確定情報を顧客から引き出す「具体的な問い」の立て方
前編で定義した「事業成立要件」は、あくまで「顧客がいるか」「法的に可能か」といった社内向けの論点です。これを商談の現場で使えるようにするには、顧客の反応から事実を観測できる「具体的な質問」に変換しなければなりません。
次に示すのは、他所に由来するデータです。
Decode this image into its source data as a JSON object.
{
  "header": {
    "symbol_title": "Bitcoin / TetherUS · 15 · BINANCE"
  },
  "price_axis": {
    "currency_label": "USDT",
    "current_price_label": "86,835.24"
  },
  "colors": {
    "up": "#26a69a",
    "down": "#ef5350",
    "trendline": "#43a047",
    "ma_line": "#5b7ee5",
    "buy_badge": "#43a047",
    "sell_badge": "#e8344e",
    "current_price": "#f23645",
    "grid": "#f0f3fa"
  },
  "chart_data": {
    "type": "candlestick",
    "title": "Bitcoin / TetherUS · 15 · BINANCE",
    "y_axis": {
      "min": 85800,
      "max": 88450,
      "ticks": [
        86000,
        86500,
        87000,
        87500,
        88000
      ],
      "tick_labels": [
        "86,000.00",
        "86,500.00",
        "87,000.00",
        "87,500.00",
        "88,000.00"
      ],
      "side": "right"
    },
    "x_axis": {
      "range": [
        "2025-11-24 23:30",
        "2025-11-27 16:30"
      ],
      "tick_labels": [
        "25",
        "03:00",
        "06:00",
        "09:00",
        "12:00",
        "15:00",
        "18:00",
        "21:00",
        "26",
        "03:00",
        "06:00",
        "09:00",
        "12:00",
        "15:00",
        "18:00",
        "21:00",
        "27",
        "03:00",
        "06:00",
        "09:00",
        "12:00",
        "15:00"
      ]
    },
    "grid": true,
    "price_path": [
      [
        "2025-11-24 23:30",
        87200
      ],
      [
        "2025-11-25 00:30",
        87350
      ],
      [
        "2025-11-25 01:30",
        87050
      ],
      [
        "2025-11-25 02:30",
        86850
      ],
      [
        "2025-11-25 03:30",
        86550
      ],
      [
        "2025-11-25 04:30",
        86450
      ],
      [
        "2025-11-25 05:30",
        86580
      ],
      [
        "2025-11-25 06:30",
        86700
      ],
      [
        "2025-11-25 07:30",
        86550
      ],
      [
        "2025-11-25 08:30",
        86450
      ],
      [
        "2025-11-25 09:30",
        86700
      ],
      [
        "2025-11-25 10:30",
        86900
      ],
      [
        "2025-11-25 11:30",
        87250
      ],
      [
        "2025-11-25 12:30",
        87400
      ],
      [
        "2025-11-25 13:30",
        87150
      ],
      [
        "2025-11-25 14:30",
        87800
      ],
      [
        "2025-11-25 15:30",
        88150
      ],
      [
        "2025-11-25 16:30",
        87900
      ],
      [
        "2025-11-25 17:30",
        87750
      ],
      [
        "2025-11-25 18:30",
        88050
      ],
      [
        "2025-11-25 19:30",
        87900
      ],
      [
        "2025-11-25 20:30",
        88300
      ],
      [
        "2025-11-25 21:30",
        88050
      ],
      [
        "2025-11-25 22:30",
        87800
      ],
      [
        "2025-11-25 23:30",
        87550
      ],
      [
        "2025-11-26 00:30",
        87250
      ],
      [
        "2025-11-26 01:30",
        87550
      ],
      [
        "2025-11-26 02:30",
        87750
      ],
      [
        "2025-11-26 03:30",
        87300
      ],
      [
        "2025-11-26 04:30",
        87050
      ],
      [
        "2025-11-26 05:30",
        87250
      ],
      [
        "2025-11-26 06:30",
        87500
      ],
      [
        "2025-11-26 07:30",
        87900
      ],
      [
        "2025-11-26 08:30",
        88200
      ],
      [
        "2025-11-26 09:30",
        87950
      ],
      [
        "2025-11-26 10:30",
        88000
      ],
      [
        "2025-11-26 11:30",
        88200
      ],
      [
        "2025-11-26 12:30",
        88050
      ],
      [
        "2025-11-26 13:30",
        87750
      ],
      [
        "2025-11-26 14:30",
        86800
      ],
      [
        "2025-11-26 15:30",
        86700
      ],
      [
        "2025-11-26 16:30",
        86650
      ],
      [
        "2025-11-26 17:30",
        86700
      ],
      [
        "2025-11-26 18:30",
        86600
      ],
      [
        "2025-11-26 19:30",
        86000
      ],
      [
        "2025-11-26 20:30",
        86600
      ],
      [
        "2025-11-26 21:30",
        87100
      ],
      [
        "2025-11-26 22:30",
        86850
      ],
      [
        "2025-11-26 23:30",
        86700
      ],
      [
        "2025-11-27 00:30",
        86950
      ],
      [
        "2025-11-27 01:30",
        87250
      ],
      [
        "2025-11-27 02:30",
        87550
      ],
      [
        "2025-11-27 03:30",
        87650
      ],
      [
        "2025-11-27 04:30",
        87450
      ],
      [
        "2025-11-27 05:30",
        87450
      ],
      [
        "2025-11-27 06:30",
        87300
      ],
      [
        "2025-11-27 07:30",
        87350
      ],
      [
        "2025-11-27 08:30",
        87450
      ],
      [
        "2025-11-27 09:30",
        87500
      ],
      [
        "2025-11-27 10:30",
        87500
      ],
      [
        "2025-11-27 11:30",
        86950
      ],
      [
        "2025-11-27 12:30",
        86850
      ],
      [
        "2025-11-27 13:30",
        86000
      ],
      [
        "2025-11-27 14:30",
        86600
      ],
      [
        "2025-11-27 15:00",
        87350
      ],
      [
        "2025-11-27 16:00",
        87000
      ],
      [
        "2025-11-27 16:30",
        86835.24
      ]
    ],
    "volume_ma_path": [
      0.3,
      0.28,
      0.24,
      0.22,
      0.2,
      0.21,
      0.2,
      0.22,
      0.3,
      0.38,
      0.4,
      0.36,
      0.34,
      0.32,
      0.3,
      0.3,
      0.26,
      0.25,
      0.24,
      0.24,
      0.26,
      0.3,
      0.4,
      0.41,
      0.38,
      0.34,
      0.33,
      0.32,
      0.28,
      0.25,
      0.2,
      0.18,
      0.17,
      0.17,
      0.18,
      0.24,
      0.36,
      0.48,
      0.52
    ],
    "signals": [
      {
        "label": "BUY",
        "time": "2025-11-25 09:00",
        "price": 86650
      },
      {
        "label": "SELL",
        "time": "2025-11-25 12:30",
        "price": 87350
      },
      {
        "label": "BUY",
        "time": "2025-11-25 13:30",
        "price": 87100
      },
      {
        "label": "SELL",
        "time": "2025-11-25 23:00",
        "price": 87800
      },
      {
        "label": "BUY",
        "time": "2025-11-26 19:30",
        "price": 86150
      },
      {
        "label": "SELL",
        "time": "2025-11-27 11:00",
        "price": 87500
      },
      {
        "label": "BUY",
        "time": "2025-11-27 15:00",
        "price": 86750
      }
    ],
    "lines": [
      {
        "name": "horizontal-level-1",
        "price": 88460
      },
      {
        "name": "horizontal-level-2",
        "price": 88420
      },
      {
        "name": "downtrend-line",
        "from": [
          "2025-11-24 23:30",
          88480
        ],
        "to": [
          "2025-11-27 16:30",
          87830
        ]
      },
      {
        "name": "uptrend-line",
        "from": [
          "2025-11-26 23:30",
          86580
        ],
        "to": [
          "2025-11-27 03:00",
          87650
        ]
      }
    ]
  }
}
多くの失敗は、社内の論点をそのまま顧客にぶつけてしまうことで起こります。ここでは3つの領域について、明日から使える「具体的な質問」を見ていきましょう。

実現性(How)を「不可条件」で確定する
前編の優先度表でもっとも優先度が高い「実現性」の検証です。
「クラウドでも大丈夫ですか」といった聞き方では、相手のリテラシーによって回答がブレてしまいます。事業成立を脅かす「不可条件」、いわゆるNGラインを具体的に特定していきます。
検証例1:セキュリティ・サーバー要件
曖昧な質問(検証にならない):
質問:セキュリティチェックなどは厳しいですか
回答:大企業なので、それなりに厳しいと思います
これでは「厳しい」の定義が曖昧です。チェックシートが長いだけなのか、構造的にNGなのかがわかりません。
確定させる質問(不可条件を問う):
金融機関様向けの導入において、たとえば「サーバーが国内になければならない」「外部クラウドへの接続は全面禁止」といった、これを満たさないと検討の土台にも乗らない必須条件はありますか
得られる事実:単なる「厳しい」ではなく、「国内サーバー必須」というスペック要件が確定します。これが複数の顧客で共通していれば、プロダクトの仕様自体を見直す必要があります。
検証例2:契約・支払い形態
曖昧な質問:
契約形態にご要望はありますか
確定させる質問:
弊社はクレジットカードでの月次決済を想定していますが、御社の購買ルール上、請求書払い・口座振替でないと契約できないといった制約はありますか
得られる事実:ターゲット企業の購買プロセスに、自社の販売モデルが適合するかが確定します。
顧客課題(What)を「行動」で確定する
多くの担当者は「御社はこの課題にお困りですか」と聞いてしまいます。しかし、「はい、困っています」という回答は、検証データとしては不十分です。課題の深刻度を確定させるには、主観的な感情ではなく、客観的な「過去の行動」を問います。
検証例:代替ツールの有無
曖昧な質問:
質問:この業務の手間について、課題感はありますか
回答:まあ、けっこう大変ですね
これでは深刻度が測れません。「大変」と言いながら、何年もそのまま放置している課題は山ほどあるからです。
確定させる質問(行動履歴を問う):
この課題解決のために、過去にほかのツールを試したり、社内で予算化しようと動いたことはありますか。その際、いくらくらいの予算規模で検討されましたか
得られる事実:具体的なツール名や金額が出れば、そこには既に市場と予算が存在します。「とくに何もしていない」であれば、口では困っていると言いつつも、お金を払うほどの課題ではないことが確定します。
競合優位性(Why Us)を「比較軸」で確定する
競合優位性や収益性を確認する際も、単に自社の強みをアピールするのではなく、顧客が「何を物差しにして比較しているか」を確定させます。
検証例:比較対象の特定
曖昧な質問:
他社製品と比較していかがですか
確定させる質問(比較軸を問う):
今回、もし導入を見送るとしたら、その理由は何になりそうですか。現状のExcel管理のままにするか、それとも他社のAツールを選ぶか、どちらに近いですか
得られる事実:競合が「他社製品」なのか「現状維持」なのかによって、勝ち筋と負け筋が確定します。